TÍTULO IV – NORMAS PROCESSUAIS
ART. 23
§1. A Congregação para a Doutrina da Fé é o Supremo Tribunal Apostólico tem
o direito para julgar os delitos definidos nos artigos precedentes.
§2. Este Supremo Tribunal, somente se unidos aos delitos a ele
reservados, julga também os outros delitos, dos quais o réu é acusado, em razão
da conexão da pessoa e da cumplicidade.
§3. Os delitos reservados a este Supremo Tribunal são tratados em
processo judicial.
§4. Os pronunciamentos deste Supremo Tribunal, emitidos nos limites da
própria competência, não estão sujeitos à aprovação do Sumo Pontífice.
ART. 24
§1. Todas as vezes que o Ordinário ou o Hierarca recebe a notícia,
pelo menos verossímil, de um delito mais grave, depois de ter realizado a
investigação prévia, comunique-a à Congregação para a Doutrina da Fé, a qual,
se não avoca para si a causa por circunstâncias particulares, ordena ao
Ordinário ou ao Hierarca que proceda ulteriormente.
§2. É de competência do Ordinário ou do Hierarca, desde o início da
investigação prévia, ou proibir-lhe a residência em
determinado lugar ou território, ou proibir-lhe a participação pública na
santíssima Eucaristia; tudo isto deve ser revogado, se cessar a causa que o
motivou, e pelo próprio direito caduca, com a cessação do processo penal.
§3. Se o caso for encaminhado diretamente à Congregação, sem fazer a
investigação prévia, os preliminares do processo, que por direito comum
competem ao Ordinário ou ao Hierarca, podem ser feitos pela mesma Congregação,
a qual os realiza diretamente ou por meio de um Delegado.
ART. 25
A Congregação para a Doutrina da Fé, nas causas relativas aos delitos a
ela reservados, pode sanar os autos, salvaguardando o direito de defesa, se
foram violadas leis meramente processuais.

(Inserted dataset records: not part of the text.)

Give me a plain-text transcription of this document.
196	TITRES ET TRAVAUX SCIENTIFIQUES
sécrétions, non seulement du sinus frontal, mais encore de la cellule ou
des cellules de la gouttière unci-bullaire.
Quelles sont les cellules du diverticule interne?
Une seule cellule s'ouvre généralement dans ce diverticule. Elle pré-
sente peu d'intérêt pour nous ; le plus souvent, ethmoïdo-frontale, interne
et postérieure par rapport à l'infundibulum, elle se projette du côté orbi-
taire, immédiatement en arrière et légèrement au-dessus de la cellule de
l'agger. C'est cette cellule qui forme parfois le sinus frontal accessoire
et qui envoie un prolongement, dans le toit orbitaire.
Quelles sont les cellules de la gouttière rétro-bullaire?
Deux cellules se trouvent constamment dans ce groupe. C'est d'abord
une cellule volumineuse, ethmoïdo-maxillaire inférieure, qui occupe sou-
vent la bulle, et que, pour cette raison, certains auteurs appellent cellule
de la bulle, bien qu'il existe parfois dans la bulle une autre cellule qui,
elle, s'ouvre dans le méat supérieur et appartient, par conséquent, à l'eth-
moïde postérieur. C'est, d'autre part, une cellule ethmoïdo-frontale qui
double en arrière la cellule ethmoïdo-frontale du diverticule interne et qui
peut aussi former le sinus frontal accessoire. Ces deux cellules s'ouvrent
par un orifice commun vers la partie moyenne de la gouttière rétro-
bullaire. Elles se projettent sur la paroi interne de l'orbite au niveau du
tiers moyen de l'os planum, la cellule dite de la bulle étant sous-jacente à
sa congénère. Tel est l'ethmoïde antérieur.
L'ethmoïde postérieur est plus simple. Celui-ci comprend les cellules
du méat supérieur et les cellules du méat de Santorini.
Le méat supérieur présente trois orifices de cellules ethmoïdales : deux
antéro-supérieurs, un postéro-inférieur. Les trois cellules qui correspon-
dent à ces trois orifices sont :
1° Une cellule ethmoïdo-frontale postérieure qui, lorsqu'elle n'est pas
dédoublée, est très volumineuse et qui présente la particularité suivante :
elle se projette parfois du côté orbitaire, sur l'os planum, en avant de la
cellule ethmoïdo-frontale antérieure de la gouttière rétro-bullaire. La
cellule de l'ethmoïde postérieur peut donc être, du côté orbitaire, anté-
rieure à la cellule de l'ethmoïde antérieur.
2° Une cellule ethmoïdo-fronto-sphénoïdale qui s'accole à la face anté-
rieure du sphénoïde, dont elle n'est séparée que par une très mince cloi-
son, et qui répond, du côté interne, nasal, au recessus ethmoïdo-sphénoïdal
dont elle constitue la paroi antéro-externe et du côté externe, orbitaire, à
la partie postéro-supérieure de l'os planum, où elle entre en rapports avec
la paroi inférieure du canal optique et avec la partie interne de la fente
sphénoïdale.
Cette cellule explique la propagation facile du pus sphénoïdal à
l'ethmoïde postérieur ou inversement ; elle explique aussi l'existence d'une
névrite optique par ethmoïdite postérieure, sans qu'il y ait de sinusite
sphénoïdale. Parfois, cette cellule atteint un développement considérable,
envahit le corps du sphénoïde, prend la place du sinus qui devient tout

TÍTULO V – PROCESSO JUDICIAL
ART. 26
§1. Os juízes deste Supremo Tribunal são, pelo mesmo direito, os Membros
da Congregação para a Doutrina da Fé.
§2. Preside o Tribunal, como primeiro entre iguais, o Prefeito da
Congregação e, em caso de vacância ou de impedimento do Prefeito, desempenha o
cargo o Secretário da Congregação.
§3. Compete ao Prefeito da Congregação nomear também outros juízes.
ART. 27
Em todos os Tribunais, para as causas referidas nas presentes Normas,
podem desempenhar validamente a função de:
1°. Juiz e Promotor de Justiça, somente sacerdotes, de bons costumes,
particularmente distintos por prudência e experiência jurídica;
2°. Notário e Chanceler, somente sacerdotes de íntegra reputação e além
de qualquer suspeita;
3°. Advogado e Procurador, fiéis providos de boa reputação, que sejam
admitidos pelo Presidente do Colégio.
ART. 28
A Congregação para a Doutrina da Fé, em casos particulares, pode
conceder a dispensa do requisito do sacerdócio.
ART. 29
§1. Terminada como for a instância em outro Tribunal, todos os autos da
causa sejam transmitidos ex officio quanto antes à Congregação
para a Doutrina da Fé.
§2. Podem propor apelação, dentro do prazo perentório de dez dias úteis
desde a publicação da sentença de primeira instância, o acusado e o Promotor de
Justiça do Supremo Tribunal da Congregação para a Doutrina da Fé.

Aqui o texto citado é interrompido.